KABARBURSA.COM-Kisah dimulai ketika seorang dokter Belanda, J. C Blonk, tiba di Sulawesi dan menerima kunjungan seorang jaksa yang merasa ada yang tidak beres dengan tubuhnya. Jaksa tersebut mengeluhkan bahwa penisnya mengalami penyusutan dari ukuran normal.
Keheranan pun menyelimuti Blonk, karena sebagai seorang dokter, ini merupakan pertama kalinya ia mendengar kasus semacam ini. Dia mulai menggali lebih dalam dengan melakukan penelitian yang akhirnya menghasilkan sebuah temuan yang mengubah pandangan dalam bidang kedokteran.
Hasil risetnya mengenai fenomena ini ia publikasikan dengan judul "Koro", yang berasal dari bahasa Bugis yang berarti penyusutan penis.

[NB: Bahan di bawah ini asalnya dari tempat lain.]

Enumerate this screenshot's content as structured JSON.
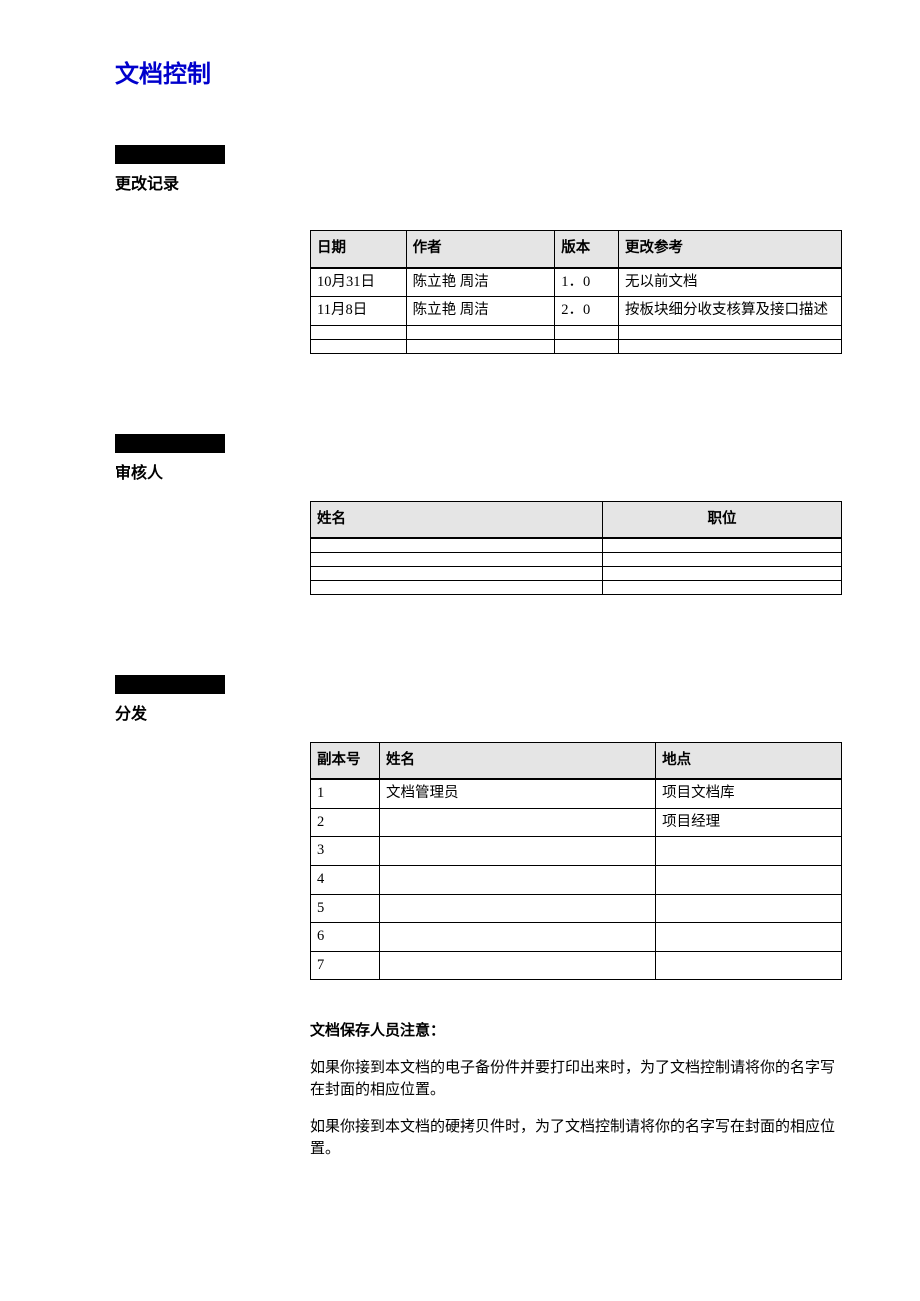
{
  "page": {
    "title": "文档控制",
    "title_color": "#0000cc",
    "bg": "#ffffff"
  },
  "sections": {
    "changes": {
      "label": "更改记录",
      "table": {
        "columns": [
          "日期",
          "作者",
          "版本",
          "更改参考"
        ],
        "col_widths": [
          "18%",
          "28%",
          "12%",
          "42%"
        ],
        "rows": [
          [
            "10月31日",
            "陈立艳  周洁",
            "1．0",
            "无以前文档"
          ],
          [
            "11月8日",
            "陈立艳  周洁",
            "2．0",
            "按板块细分收支核算及接口描述"
          ],
          [
            "",
            "",
            "",
            ""
          ],
          [
            "",
            "",
            "",
            ""
          ]
        ]
      }
    },
    "reviewers": {
      "label": "审核人",
      "table": {
        "columns": [
          "姓名",
          "职位"
        ],
        "col_widths": [
          "55%",
          "45%"
        ],
        "rows": [
          [
            "",
            ""
          ],
          [
            "",
            ""
          ],
          [
            "",
            ""
          ],
          [
            "",
            ""
          ]
        ]
      }
    },
    "distribution": {
      "label": "分发",
      "table": {
        "columns": [
          "副本号",
          "姓名",
          "地点"
        ],
        "col_widths": [
          "13%",
          "52%",
          "35%"
        ],
        "rows": [
          [
            "1",
            "文档管理员",
            "项目文档库"
          ],
          [
            "2",
            "",
            "项目经理"
          ],
          [
            "3",
            "",
            ""
          ],
          [
            "4",
            "",
            ""
          ],
          [
            "5",
            "",
            ""
          ],
          [
            "6",
            "",
            ""
          ],
          [
            "7",
            "",
            ""
          ]
        ]
      }
    }
  },
  "notice": {
    "title": "文档保存人员注意：",
    "p1": "如果你接到本文档的电子备份件并要打印出来时，为了文档控制请将你的名字写在封面的相应位置。",
    "p2": "如果你接到本文档的硬拷贝件时，为了文档控制请将你的名字写在封面的相应位置。"
  },
  "style": {
    "header_bg": "#e5e5e5",
    "border_color": "#000000",
    "black_bar": "#000000"
  }
}
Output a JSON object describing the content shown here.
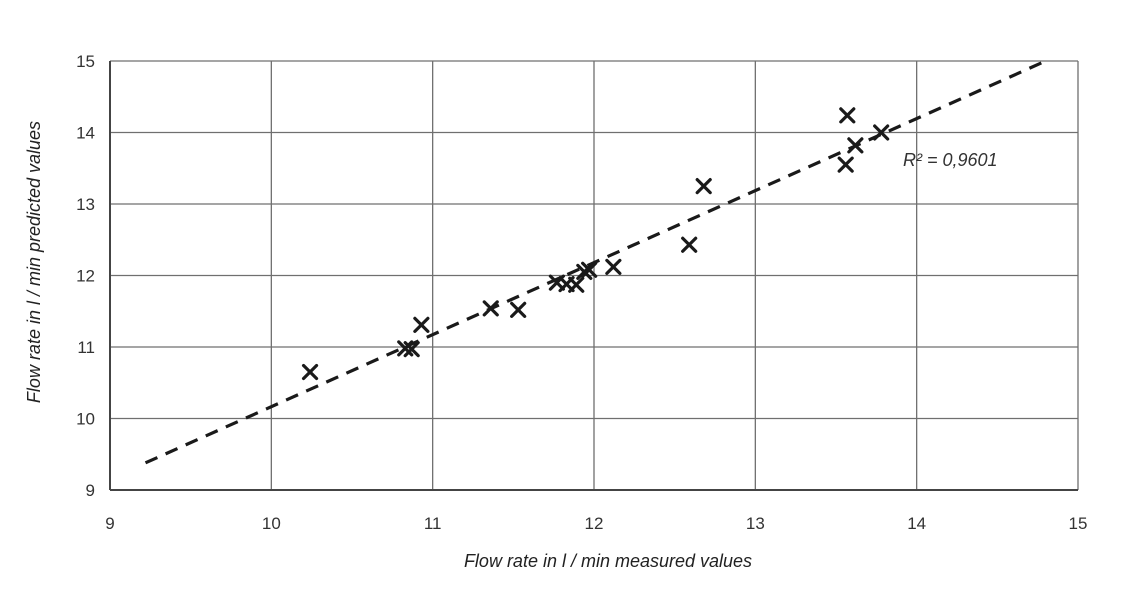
{
  "chart_data": {
    "type": "scatter",
    "title": "",
    "xlabel": "Flow rate in l / min measured values",
    "ylabel": "Flow rate in l / min predicted values",
    "xlim": [
      9,
      15
    ],
    "ylim": [
      9,
      15
    ],
    "x_ticks": [
      "9",
      "10",
      "11",
      "12",
      "13",
      "14",
      "15"
    ],
    "y_ticks": [
      "9",
      "10",
      "11",
      "12",
      "13",
      "14",
      "15"
    ],
    "grid": true,
    "marker": "x",
    "annotation": "R² = 0,9601",
    "series": [
      {
        "points": [
          {
            "x": 10.24,
            "y": 10.65
          },
          {
            "x": 10.83,
            "y": 10.98
          },
          {
            "x": 10.87,
            "y": 10.97
          },
          {
            "x": 10.93,
            "y": 11.31
          },
          {
            "x": 11.36,
            "y": 11.54
          },
          {
            "x": 11.53,
            "y": 11.52
          },
          {
            "x": 11.77,
            "y": 11.9
          },
          {
            "x": 11.83,
            "y": 11.88
          },
          {
            "x": 11.89,
            "y": 11.87
          },
          {
            "x": 11.94,
            "y": 12.05
          },
          {
            "x": 11.97,
            "y": 12.08
          },
          {
            "x": 12.12,
            "y": 12.12
          },
          {
            "x": 12.59,
            "y": 12.43
          },
          {
            "x": 12.68,
            "y": 13.25
          },
          {
            "x": 13.56,
            "y": 13.55
          },
          {
            "x": 13.57,
            "y": 14.24
          },
          {
            "x": 13.62,
            "y": 13.82
          },
          {
            "x": 13.78,
            "y": 14.0
          }
        ]
      }
    ],
    "trendline": {
      "x": [
        9.22,
        14.78
      ],
      "y": [
        9.38,
        14.98
      ]
    }
  },
  "colors": {
    "marker": "#1a1a1a",
    "trendline": "#1a1a1a",
    "grid": "#6f6f6f",
    "axis": "#444444"
  }
}
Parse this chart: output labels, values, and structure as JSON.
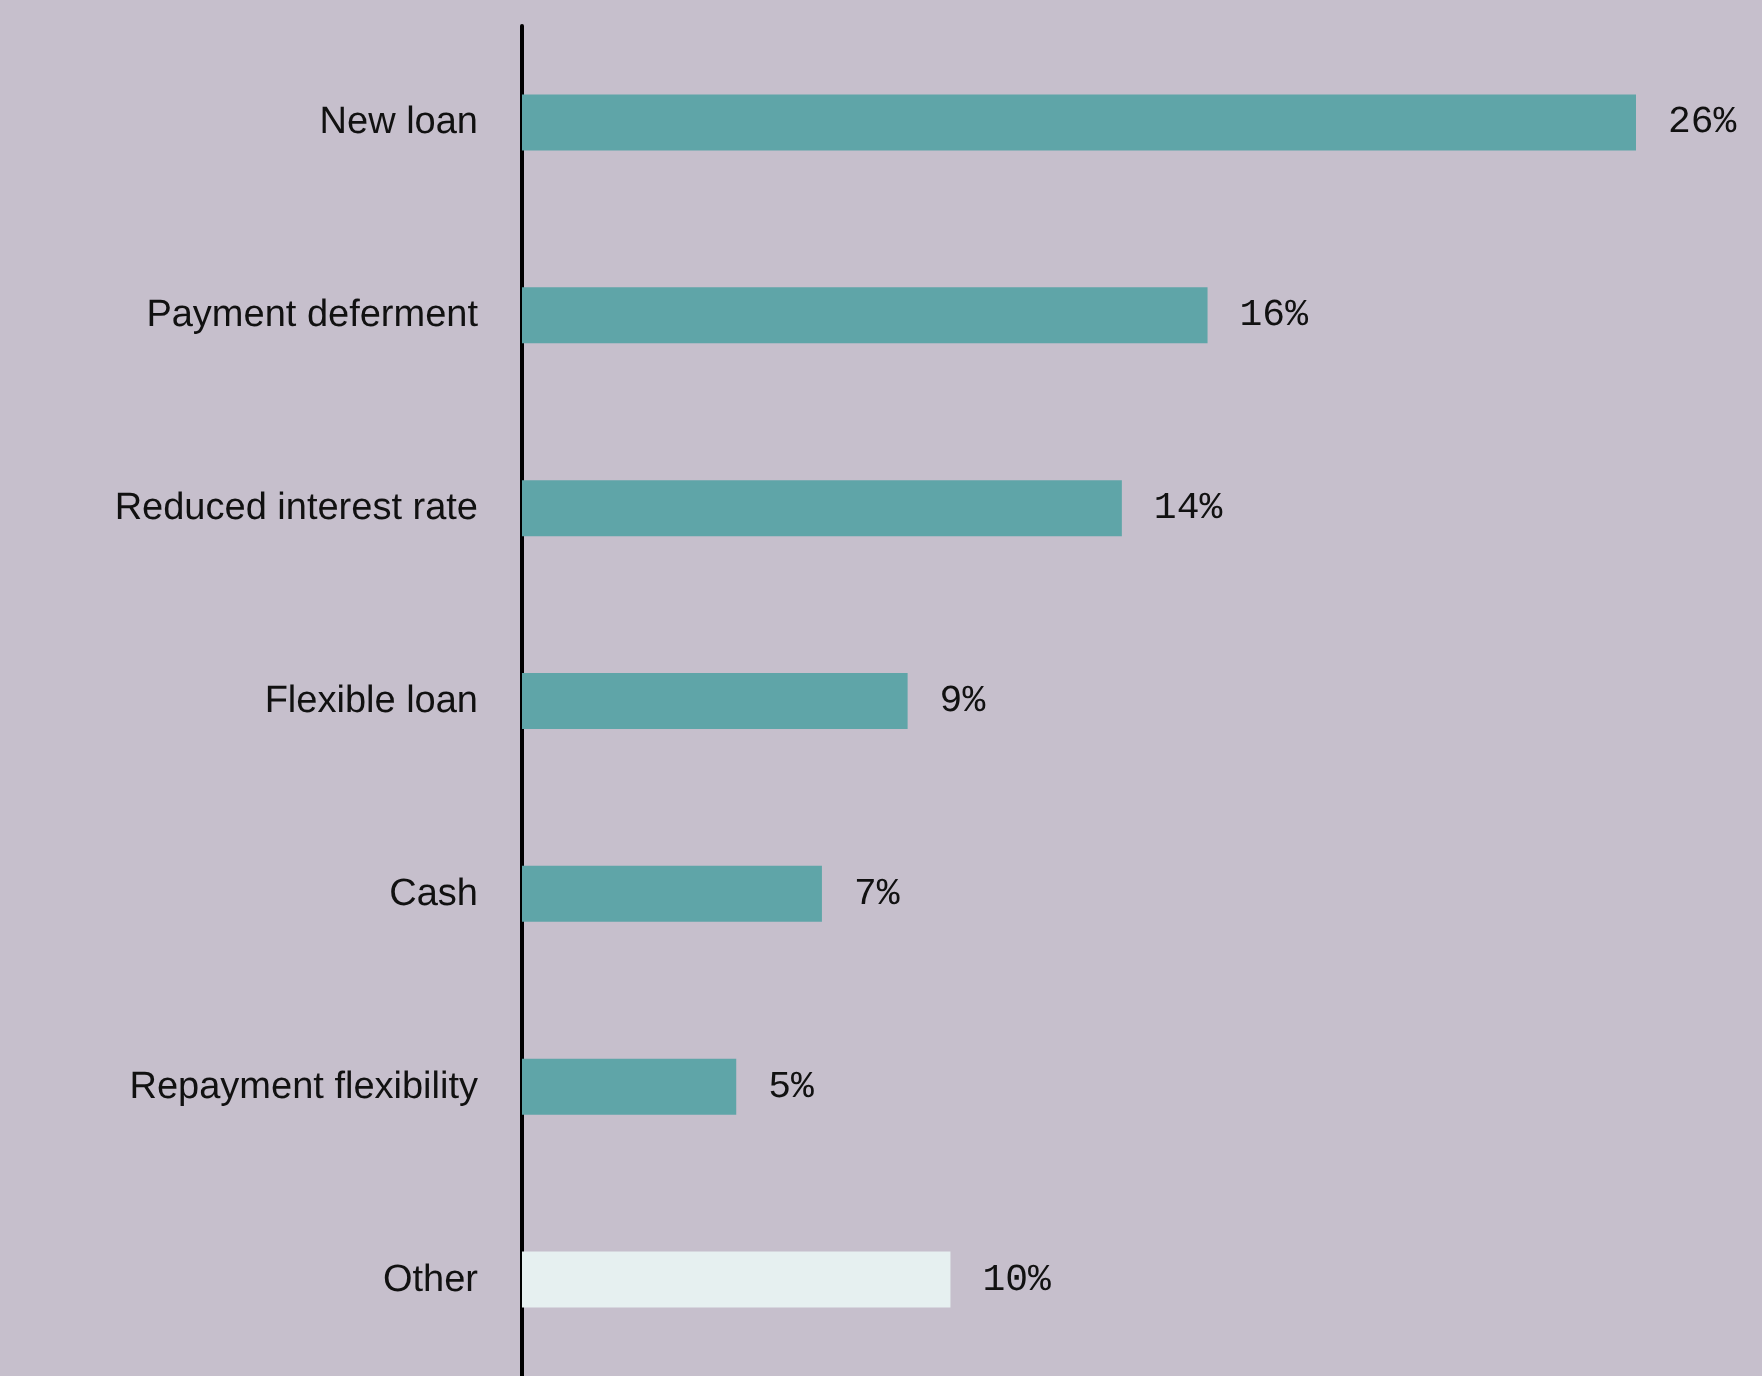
{
  "chart_data": {
    "type": "bar",
    "orientation": "horizontal",
    "categories": [
      "New loan",
      "Payment deferment",
      "Reduced interest rate",
      "Flexible loan",
      "Cash",
      "Repayment flexibility",
      "Other"
    ],
    "values": [
      26,
      16,
      14,
      9,
      7,
      5,
      10
    ],
    "colors": [
      "#5fa5a8",
      "#5fa5a8",
      "#5fa5a8",
      "#5fa5a8",
      "#5fa5a8",
      "#5fa5a8",
      "#e6f0f0"
    ],
    "data_labels": true,
    "value_labels": [
      "26%",
      "16%",
      "14%",
      "9%",
      "7%",
      "5%",
      "10%"
    ]
  }
}
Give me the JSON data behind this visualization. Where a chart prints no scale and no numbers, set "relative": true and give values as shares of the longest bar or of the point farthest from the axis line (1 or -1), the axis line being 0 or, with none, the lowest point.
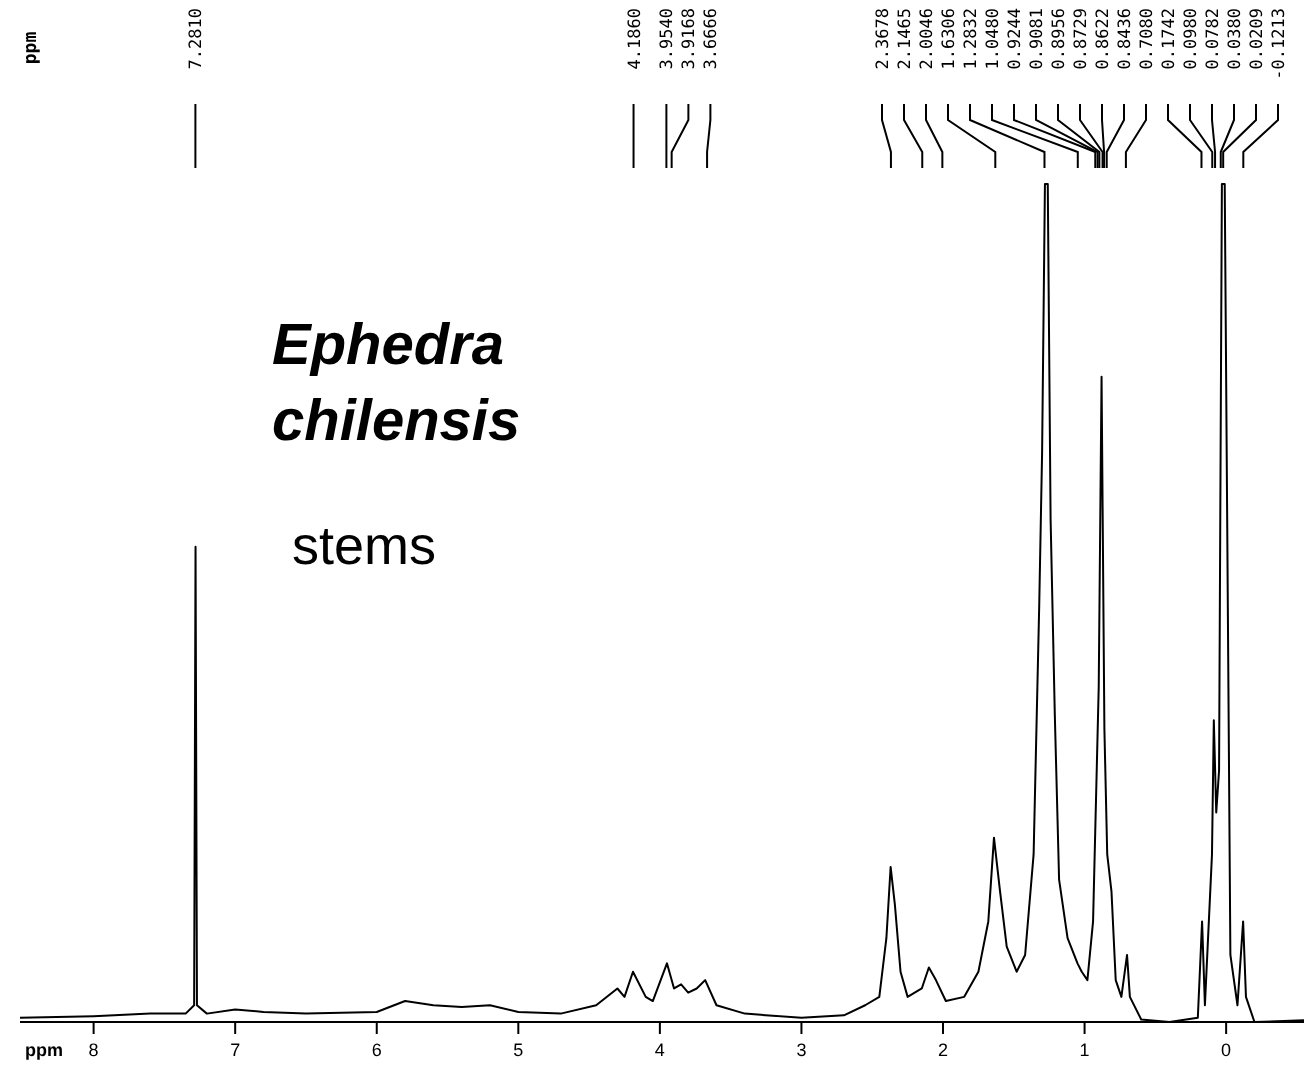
{
  "chart_data": {
    "type": "line",
    "title": "Ephedra chilensis",
    "subtitle": "stems",
    "xlabel": "ppm",
    "relative": true,
    "line_style": "solid",
    "xlim": [
      8.52,
      -0.55
    ],
    "xticks": [
      8,
      7,
      6,
      5,
      4,
      3,
      2,
      1,
      0
    ],
    "series": [
      {
        "color": "#000000",
        "x": [
          8.52,
          8.0,
          7.6,
          7.35,
          7.29,
          7.28,
          7.27,
          7.2,
          7.0,
          6.8,
          6.5,
          6.0,
          5.8,
          5.6,
          5.4,
          5.2,
          5.0,
          4.7,
          4.45,
          4.3,
          4.25,
          4.19,
          4.1,
          4.05,
          3.95,
          3.9,
          3.85,
          3.8,
          3.74,
          3.68,
          3.6,
          3.4,
          3.0,
          2.7,
          2.55,
          2.45,
          2.4,
          2.37,
          2.34,
          2.3,
          2.25,
          2.15,
          2.1,
          2.05,
          1.98,
          1.85,
          1.75,
          1.68,
          1.64,
          1.6,
          1.55,
          1.48,
          1.42,
          1.36,
          1.32,
          1.3,
          1.28,
          1.26,
          1.24,
          1.21,
          1.18,
          1.12,
          1.05,
          1.02,
          0.98,
          0.94,
          0.9,
          0.88,
          0.86,
          0.84,
          0.81,
          0.78,
          0.74,
          0.7,
          0.68,
          0.6,
          0.4,
          0.2,
          0.17,
          0.15,
          0.1,
          0.087,
          0.07,
          0.05,
          0.03,
          0.01,
          -0.03,
          -0.08,
          -0.12,
          -0.14,
          -0.2,
          -0.55
        ],
        "values": [
          0.005,
          0.007,
          0.01,
          0.01,
          0.02,
          0.567,
          0.02,
          0.01,
          0.015,
          0.012,
          0.01,
          0.012,
          0.025,
          0.02,
          0.018,
          0.02,
          0.012,
          0.01,
          0.02,
          0.04,
          0.03,
          0.06,
          0.03,
          0.025,
          0.07,
          0.04,
          0.045,
          0.035,
          0.04,
          0.05,
          0.02,
          0.01,
          0.005,
          0.008,
          0.02,
          0.03,
          0.1,
          0.185,
          0.14,
          0.06,
          0.03,
          0.04,
          0.065,
          0.05,
          0.025,
          0.03,
          0.06,
          0.12,
          0.22,
          0.16,
          0.09,
          0.06,
          0.08,
          0.2,
          0.5,
          0.68,
          1,
          1,
          0.6,
          0.365,
          0.17,
          0.1,
          0.07,
          0.06,
          0.05,
          0.12,
          0.4,
          0.77,
          0.35,
          0.2,
          0.156,
          0.05,
          0.03,
          0.08,
          0.03,
          0.003,
          0,
          0.005,
          0.12,
          0.02,
          0.2,
          0.36,
          0.25,
          0.3,
          1,
          1,
          0.08,
          0.02,
          0.12,
          0.03,
          0,
          0.002
        ]
      }
    ],
    "annotations": [
      "ppm",
      "7.2810",
      "4.1860",
      "3.9540",
      "3.9168",
      "3.6666",
      "2.3678",
      "2.1465",
      "2.0046",
      "1.6306",
      "1.2832",
      "1.0480",
      "0.9244",
      "0.9081",
      "0.8956",
      "0.8729",
      "0.8622",
      "0.8436",
      "0.7080",
      "0.1742",
      "0.0980",
      "0.0782",
      "0.0380",
      "0.0209",
      "-0.1213"
    ]
  }
}
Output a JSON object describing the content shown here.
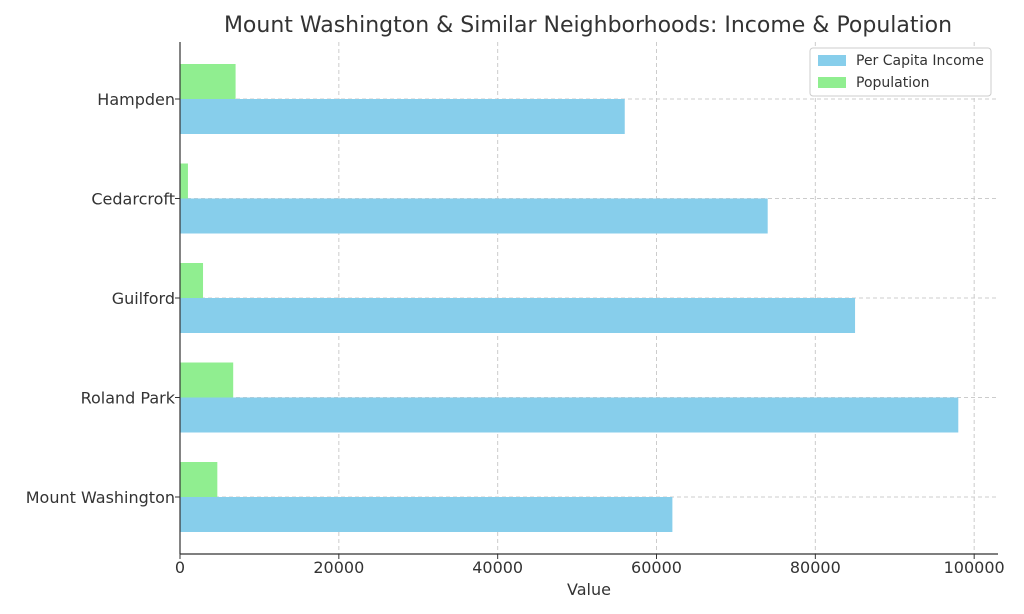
{
  "chart_data": {
    "type": "bar",
    "orientation": "horizontal",
    "title": "Mount Washington & Similar Neighborhoods: Income & Population",
    "xlabel": "Value",
    "ylabel": "",
    "categories": [
      "Mount Washington",
      "Roland Park",
      "Guilford",
      "Cedarcroft",
      "Hampden"
    ],
    "series": [
      {
        "name": "Per Capita Income",
        "color": "#87ceeb",
        "values": [
          62000,
          98000,
          85000,
          74000,
          56000
        ]
      },
      {
        "name": "Population",
        "color": "#90ee90",
        "values": [
          4700,
          6700,
          2900,
          1000,
          7000
        ]
      }
    ],
    "xlim": [
      0,
      103000
    ],
    "xticks": [
      0,
      20000,
      40000,
      60000,
      80000,
      100000
    ],
    "xtick_labels": [
      "0",
      "20000",
      "40000",
      "60000",
      "80000",
      "100000"
    ],
    "grid": true,
    "legend_position": "top-right"
  }
}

Blonk menemukan bahwa penyebab utama koro terkait erat dengan faktor psikologis.
Penyusutan penis yang dialami oleh penderita koro sebenarnya hanya ilusi belaka yang dipicu oleh kecemasan yang berlebihan, terutama ketika dikonsumsi bersamaan dengan alkohol.
Tidak hanya itu, Blonk juga menemukan bahwa kasus ini lebih banyak terjadi di daerah Makassar dan kurang ditemui di tempat lain. Namun, temuannya menarik perhatian dunia kedokteran, termasuk dokter asing yang melakukan penelitian serupa di Indonesia.
Salah satunya adalah Wulfften Palthe, yang pada tahun 1934 mencatat banyak orang yang terdampak koro di Indonesia. Mereka berupaya mencegah penis mereka masuk ke dalam tubuh dengan cara-cara yang aneh, seperti meminta bantuan anak dan istri mereka.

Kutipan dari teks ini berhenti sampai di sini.